I’d like now to come back to the idea of white people not necessarily having to consider race as part of our personal identity development. Why would we? We see ourselves reflected back to us positively everywhere we look: on TV, in the movies and in leadership positions from the classroom to the capitol. We are the norm and we have been for as long as we can remember.

Though many white people don’t choose to reflect upon being white, I believe the murder of George Floyd and the ensuing BLM movements and resistance to these movements during the critical pause of the pandemic and under the exclusionary rhetoric of Donald Trump have caused many of us to feel the need to explore what it means to be white and our role in current events. 

Like the Black kids sitting together in the cafeteria, we too need to come together to share our experiences of racial development. We need to share our stories of coming into racial awareness, of the discomfort and the fuck-ups, of the guilt, fear and frustration. We need to gather with other people interested in developing white identity, one not based on assumed normalcy or felt superiority, but rather one based on reality, cognizant of the current system of racism set up for our advantage.

We need to gather with other white people who are further along in the process and acting as change-agents, who can accept where we are and compassionately offer guidance for us in noticing our blind spots and taking steps toward dismantling personal and cultural racism. 
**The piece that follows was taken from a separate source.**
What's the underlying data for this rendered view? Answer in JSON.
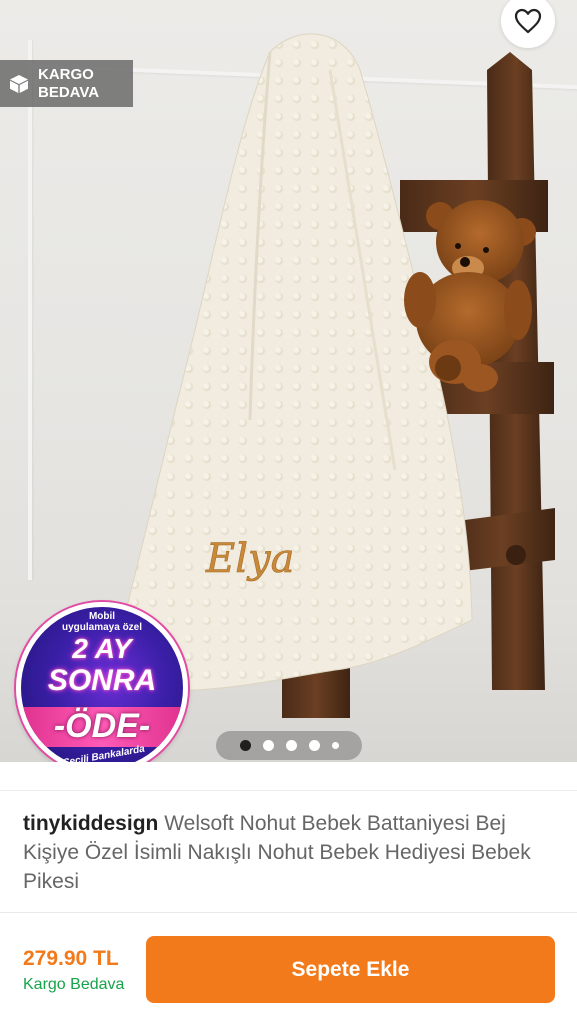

We need to strive toward techno-colored vision— toward appreciating the uniqueness of each person we encounter, regardless of race, while at the same time recognizing the role race plays in our all our experiences. We need to strive for equality for all, with focus on our own liberation from patterns of socialization that lead to the oppression of self and others. 

We need to create a world in which school isn’t felt to be a racialized space, where Blacks aren’t feeling the need to segregate, a world in which asking “why are all the Black kids sitting together in the cafeteria?” is a question of the past.